Now that all of these nmap scan types, option settings, and information screens have been documented, how can this conglomeration of data help an organization with real-world security requirements?

The following scenarios are common examples that are found in many organizations. These are written from the perspective of a network or security manager who provides uptime and availability of an organization's systems. It's also assumed that the security team will have nmap scanning systems that run with privileged access.

With every nmap scan, there are some options that are always recommended. The verbose option should always be specified at its highest level (-vv), and the universal output format (-oA) should also be used. Since the differently formatted nmap output files occasionally contain different pieces of information, saving the nmap information into all formats can provide important information after the scan. It's also assumed that the security team will have nmap scanning system that run with privileged access.

The --excludefile option should also be used with every nmap scan.

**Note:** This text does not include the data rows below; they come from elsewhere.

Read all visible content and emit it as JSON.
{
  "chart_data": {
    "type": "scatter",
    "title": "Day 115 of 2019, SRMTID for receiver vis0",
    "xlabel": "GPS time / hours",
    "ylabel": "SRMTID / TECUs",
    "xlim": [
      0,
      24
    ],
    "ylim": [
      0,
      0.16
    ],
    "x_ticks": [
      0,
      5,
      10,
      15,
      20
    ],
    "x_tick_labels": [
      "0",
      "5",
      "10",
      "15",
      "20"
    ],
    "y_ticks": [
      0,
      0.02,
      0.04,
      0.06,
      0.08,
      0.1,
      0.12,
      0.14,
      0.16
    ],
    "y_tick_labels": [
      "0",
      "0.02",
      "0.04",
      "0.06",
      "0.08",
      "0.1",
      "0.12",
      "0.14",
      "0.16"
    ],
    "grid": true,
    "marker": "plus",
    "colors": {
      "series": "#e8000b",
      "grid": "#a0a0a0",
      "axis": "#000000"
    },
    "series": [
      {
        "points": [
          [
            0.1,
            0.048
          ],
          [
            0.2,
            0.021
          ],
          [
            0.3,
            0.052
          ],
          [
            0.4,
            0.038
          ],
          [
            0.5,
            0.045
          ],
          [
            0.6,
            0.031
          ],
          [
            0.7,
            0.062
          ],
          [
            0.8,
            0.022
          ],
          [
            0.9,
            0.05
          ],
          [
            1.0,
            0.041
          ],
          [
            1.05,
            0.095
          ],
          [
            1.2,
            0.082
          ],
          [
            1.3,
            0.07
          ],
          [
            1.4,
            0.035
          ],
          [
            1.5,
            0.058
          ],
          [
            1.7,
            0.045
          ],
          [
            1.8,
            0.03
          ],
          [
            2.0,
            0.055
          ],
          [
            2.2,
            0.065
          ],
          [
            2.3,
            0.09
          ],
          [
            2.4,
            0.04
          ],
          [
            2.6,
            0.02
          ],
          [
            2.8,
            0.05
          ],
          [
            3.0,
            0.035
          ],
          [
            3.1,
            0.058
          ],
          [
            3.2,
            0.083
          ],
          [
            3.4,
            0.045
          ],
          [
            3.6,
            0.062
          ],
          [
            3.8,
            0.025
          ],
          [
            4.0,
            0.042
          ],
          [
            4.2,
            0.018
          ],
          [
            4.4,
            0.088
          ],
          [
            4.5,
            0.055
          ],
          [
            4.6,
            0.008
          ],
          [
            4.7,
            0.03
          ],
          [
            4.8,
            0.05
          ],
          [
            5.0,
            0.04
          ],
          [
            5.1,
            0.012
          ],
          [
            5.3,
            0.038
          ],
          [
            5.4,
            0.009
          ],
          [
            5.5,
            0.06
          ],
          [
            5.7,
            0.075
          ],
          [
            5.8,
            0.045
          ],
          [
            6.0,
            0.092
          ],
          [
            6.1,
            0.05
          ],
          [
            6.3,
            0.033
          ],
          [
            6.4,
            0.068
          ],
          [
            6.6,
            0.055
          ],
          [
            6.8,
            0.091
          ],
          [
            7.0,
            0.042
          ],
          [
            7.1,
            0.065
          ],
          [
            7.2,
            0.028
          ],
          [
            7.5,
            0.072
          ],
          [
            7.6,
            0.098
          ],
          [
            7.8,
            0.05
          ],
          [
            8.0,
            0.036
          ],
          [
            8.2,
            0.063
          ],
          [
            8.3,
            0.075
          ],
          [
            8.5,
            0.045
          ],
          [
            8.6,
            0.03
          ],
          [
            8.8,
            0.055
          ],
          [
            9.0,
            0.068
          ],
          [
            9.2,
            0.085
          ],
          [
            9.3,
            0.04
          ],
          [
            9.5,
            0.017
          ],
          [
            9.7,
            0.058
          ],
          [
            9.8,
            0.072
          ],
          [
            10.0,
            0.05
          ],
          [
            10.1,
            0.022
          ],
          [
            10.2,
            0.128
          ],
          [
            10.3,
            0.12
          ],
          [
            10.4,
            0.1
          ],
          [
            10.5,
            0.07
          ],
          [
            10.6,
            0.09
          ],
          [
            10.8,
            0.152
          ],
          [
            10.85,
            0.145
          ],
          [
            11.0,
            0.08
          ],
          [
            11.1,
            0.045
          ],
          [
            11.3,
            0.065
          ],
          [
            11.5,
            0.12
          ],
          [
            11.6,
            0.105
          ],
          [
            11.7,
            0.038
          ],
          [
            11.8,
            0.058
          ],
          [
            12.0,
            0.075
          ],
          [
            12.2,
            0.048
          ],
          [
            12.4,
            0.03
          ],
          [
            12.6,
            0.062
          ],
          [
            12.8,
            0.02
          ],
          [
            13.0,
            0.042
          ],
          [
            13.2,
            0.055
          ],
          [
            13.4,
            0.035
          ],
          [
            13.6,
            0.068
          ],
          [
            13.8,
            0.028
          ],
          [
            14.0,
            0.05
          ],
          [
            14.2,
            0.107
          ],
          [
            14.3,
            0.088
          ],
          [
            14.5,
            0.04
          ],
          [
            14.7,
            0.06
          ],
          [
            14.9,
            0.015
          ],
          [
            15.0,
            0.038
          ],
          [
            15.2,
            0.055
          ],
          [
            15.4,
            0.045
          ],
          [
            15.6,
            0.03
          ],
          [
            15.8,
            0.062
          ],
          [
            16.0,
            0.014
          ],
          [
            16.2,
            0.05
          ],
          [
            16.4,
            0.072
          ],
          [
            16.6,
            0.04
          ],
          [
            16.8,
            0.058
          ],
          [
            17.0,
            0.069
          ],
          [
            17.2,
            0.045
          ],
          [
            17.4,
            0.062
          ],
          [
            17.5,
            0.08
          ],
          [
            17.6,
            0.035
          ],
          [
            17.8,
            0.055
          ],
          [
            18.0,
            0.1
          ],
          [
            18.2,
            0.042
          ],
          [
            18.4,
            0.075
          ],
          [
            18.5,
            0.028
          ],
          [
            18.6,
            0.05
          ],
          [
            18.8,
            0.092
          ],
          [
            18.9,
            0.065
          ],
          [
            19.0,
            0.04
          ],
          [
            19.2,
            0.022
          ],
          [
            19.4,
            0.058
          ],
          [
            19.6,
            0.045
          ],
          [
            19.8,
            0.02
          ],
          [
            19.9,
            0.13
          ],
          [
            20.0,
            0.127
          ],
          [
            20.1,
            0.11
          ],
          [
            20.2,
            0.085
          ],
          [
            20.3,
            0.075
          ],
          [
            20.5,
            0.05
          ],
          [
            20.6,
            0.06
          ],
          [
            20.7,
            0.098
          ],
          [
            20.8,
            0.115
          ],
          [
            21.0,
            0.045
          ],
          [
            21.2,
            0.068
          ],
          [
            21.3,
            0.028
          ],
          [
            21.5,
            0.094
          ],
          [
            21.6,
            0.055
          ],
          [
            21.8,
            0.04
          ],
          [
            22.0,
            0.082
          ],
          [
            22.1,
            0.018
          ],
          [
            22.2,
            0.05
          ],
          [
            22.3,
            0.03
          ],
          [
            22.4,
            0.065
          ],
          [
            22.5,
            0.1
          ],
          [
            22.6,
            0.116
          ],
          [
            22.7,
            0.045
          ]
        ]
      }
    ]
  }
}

The exclude file should be updated with the most important IP addresses in the organization, or the IP addresses that should never be scanned under any circumstances. Nmap scans that operate without incident on some systems may have far-reaching effects on others! For example, an older telephone system or a legacy router may not be able to provide the resources required by nmap, and these systems may crash or become unavailable if the nmap scan is too aggressive. Exclude options always take priority over any includes, so identifying these IP addresses in an exclude file will ensure that they are never scanned by nmap.